Além disso, os ganhos de eficiência provavelmente resultarão em um maior uso da IA. O paradoxo de Jevons — a observação de que maior eficiência pode levar a mais, e não menos, uso de um recurso industrial — pode entrar em jogo. As possíveis aplicações para um modelo de linguagem com custos de computação tão baixos quanto os da DeepSeek (US$ 1 por milhão de tokens) são muito mais numerosas do que as da Anthropic (US$ 15 por milhão de tokens). Muitos usos para uma IA mais barata ainda são inimagináveis.
Até a Nvidia pode não sofrer tanto a longo prazo. Embora seu poder de mercado possa diminuir, ela continuará a vender chips em grandes quantidades. Modelos de raciocínio, incluindo o R1 da DeepSeek e o o3 da OpenAI, exigem muito mais poder de computação do que os modelos convencionais de linguagem para responder perguntas. A Nvidia espera fornecer parte disso.
No entanto, os verdadeiros vencedores serão os consumidores. Para que a IA transforme a sociedade, ela precisa ser barata, ubíqua e fora do controle de um único país ou empresa. O sucesso da DeepSeek sugere que esse mundo é imaginável. Veja o Reino Unido, onde Sir Keir Starmer, o primeiro-ministro, revelou um plano para usar a IA para impulsionar a produtividade. Se ele não precisar pagar a maior parte dos ganhos de eficiência de volta à Microsoft em taxas de uso, sua proposta tem uma chance maior de sucesso.
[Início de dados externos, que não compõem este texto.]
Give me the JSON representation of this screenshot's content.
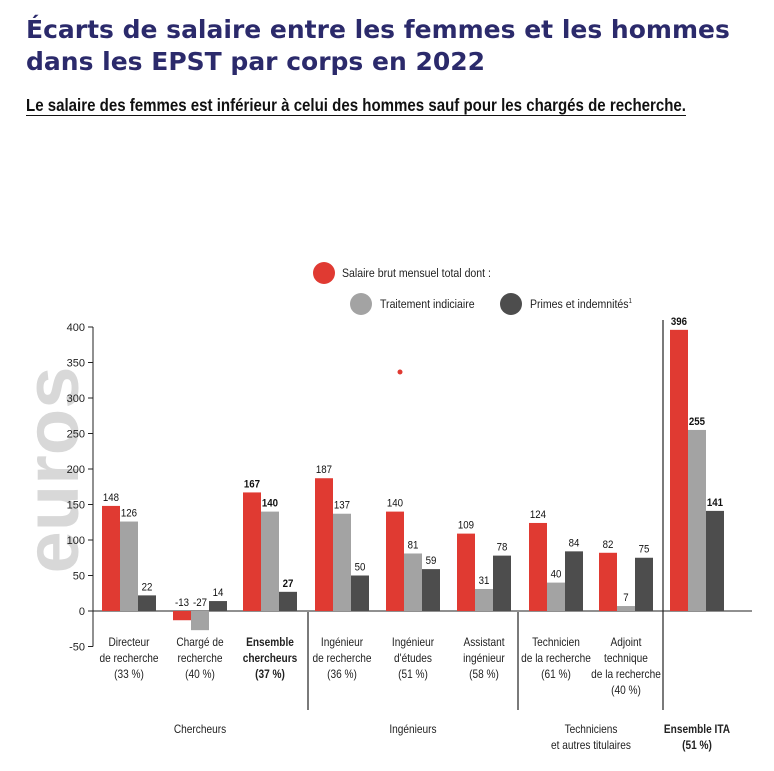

Quando os lucros dos produtores desaparecem, eles permanecem nos bolsos dos usuários.
Alguns começaram a sugerir que as melhorias da DeepSeek não contam porque são uma consequência da “destilação” da inteligência dos modelos americanos em seu próprio software. Mesmo que isso fosse verdade, o R1 continua sendo uma inovação revolucionária. A facilidade com que a DeepSeek encontrou maior eficiência estimulará a competição. Isso sugere que muitos outros ganhos semelhantes ainda estão por ser descobertos.
Por dois anos, os maiores laboratórios de IA dos EUA competiram para fazer melhorias cada vez mais marginais na qualidade de seus modelos, em vez de modelos que fossem baratos, rápidos e bons. A DeepSeek mostra que há um caminho melhor.